# My Little Collection



## ani_ghost (Sep 16, 2021)

From left to right:

Tanaka r2 western handle
Kikusui petty
Kato sg2 dammy santoku
Takamura r2 migaki santoku
Murata b1 nakiri
Saji b2 gyuto 210
Kurosaki shizuku 
Anryu w2 santoku
Anryu b2 petty
Anryu b2 bunka
Anryu w2 240 gyuto
Kitaoka miroroshi deba
Wakui w2 240 gyuto

Bottom : okada 270 kiritsuke yanagiba.


----------



## khashy (Sep 17, 2021)

Great stuff. I'm willing to bet though that the Wakui is the best cutter from the lot


----------



## ani_ghost (Sep 17, 2021)

Well, not really. Wakui is superb no doubt. But in terms sheer cutting performance, I would say the hard to beat Takamura. Also I personally prefer Anryu more than Wakui.


----------



## Rotivator (Sep 18, 2021)

ani_ghost said:


> Well, not really. Wakui is superb no doubt. But in terms sheer cutting performance, I would say the hard to beat Takamura. Also I personally prefer Anryu more than Wakui.


Big fan of Anryu too


----------



## tomsch (Oct 1, 2021)

Nice!!!


----------



## chiffonodd (Oct 1, 2021)

ani_ghost said:


> Well, not really. Wakui is superb no doubt.
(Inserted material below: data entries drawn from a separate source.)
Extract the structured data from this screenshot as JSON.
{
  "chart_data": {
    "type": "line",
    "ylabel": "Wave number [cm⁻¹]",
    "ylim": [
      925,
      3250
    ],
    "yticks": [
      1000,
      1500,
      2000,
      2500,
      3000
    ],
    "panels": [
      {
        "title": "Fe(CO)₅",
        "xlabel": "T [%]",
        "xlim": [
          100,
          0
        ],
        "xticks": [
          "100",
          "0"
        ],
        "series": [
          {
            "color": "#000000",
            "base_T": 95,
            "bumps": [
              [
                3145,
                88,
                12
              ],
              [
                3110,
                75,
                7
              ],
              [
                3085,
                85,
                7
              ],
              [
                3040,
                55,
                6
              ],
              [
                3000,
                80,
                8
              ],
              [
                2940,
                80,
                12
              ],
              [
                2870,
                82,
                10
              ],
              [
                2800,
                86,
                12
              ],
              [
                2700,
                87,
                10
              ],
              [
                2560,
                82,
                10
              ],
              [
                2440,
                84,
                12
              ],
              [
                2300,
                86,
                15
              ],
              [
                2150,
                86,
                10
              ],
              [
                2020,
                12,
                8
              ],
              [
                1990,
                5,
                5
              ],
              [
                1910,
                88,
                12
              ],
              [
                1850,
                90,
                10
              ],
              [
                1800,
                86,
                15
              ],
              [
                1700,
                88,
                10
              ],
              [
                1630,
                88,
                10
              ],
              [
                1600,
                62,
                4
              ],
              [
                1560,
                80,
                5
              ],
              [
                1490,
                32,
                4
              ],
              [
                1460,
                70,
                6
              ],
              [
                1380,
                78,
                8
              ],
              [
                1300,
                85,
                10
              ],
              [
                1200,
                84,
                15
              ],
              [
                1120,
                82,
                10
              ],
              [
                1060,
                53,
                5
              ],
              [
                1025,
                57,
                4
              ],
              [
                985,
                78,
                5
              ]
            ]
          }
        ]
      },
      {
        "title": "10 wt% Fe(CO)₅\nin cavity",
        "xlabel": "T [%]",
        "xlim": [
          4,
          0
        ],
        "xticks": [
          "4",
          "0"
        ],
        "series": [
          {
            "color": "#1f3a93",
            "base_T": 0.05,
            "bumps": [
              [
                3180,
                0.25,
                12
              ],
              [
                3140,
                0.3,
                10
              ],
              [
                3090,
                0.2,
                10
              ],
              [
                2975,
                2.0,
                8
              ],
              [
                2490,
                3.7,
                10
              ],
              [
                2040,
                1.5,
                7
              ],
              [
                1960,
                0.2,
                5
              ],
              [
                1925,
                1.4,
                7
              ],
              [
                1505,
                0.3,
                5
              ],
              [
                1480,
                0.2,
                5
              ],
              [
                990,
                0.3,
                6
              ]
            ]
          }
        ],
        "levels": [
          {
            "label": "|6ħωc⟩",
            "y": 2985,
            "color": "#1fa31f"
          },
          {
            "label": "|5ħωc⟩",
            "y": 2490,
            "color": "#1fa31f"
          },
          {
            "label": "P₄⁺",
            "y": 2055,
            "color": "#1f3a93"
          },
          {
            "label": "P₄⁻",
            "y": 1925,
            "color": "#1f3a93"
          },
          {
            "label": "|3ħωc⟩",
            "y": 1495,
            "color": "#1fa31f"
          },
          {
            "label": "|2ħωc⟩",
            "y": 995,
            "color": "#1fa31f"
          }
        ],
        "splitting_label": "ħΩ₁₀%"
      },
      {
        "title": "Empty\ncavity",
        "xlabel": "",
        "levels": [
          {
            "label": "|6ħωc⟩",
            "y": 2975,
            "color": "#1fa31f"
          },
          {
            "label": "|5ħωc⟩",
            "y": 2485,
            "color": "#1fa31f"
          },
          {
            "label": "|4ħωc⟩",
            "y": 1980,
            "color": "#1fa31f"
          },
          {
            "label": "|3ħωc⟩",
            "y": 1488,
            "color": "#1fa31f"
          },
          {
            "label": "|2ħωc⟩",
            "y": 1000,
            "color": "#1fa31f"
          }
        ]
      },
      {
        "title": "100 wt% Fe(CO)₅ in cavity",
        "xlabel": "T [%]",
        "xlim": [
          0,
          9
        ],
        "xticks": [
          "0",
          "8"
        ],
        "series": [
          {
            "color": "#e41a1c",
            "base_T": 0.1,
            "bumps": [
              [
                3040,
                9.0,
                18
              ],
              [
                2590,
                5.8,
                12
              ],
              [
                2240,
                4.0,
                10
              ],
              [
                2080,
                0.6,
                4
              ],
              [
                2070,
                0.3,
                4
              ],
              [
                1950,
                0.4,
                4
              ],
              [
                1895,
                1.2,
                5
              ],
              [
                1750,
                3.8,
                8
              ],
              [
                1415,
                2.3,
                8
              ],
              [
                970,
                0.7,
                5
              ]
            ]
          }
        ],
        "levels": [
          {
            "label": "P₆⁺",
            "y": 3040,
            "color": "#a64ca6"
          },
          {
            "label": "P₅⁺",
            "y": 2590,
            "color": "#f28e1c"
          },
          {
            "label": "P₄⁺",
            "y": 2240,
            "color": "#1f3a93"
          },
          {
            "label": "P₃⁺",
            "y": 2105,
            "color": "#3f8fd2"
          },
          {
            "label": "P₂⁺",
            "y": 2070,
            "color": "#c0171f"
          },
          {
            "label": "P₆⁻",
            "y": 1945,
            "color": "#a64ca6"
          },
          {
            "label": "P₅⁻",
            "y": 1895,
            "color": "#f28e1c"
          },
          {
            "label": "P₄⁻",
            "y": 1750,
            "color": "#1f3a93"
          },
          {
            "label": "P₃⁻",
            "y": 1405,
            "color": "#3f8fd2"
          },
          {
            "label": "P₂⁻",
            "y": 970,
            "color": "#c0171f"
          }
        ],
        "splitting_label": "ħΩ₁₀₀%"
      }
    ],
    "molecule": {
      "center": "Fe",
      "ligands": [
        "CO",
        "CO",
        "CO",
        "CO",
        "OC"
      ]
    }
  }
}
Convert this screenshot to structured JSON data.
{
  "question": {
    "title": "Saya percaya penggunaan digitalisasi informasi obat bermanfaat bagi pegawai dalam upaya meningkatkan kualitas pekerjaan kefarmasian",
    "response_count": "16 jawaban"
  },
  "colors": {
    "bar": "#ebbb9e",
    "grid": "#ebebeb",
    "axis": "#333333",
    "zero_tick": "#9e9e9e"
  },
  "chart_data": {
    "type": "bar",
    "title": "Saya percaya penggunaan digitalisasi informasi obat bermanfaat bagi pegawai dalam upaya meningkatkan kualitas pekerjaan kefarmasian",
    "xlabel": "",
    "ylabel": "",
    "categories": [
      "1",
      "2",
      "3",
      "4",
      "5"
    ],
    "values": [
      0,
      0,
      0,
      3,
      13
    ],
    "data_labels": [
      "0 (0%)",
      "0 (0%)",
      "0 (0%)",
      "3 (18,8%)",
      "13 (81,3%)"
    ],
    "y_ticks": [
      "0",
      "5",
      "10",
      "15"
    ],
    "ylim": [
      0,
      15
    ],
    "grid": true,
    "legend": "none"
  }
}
But in terms sheer cutting performance, I would say the hard to beat Takamura. Also I personally prefer Anryu more than Wakui.



I was gonna say nice collection but you need more takamuras  western lasers are the ****!


----------



## captaincaed (Oct 1, 2021)

Nice stuff, plenty of good work can be done with that lot


----------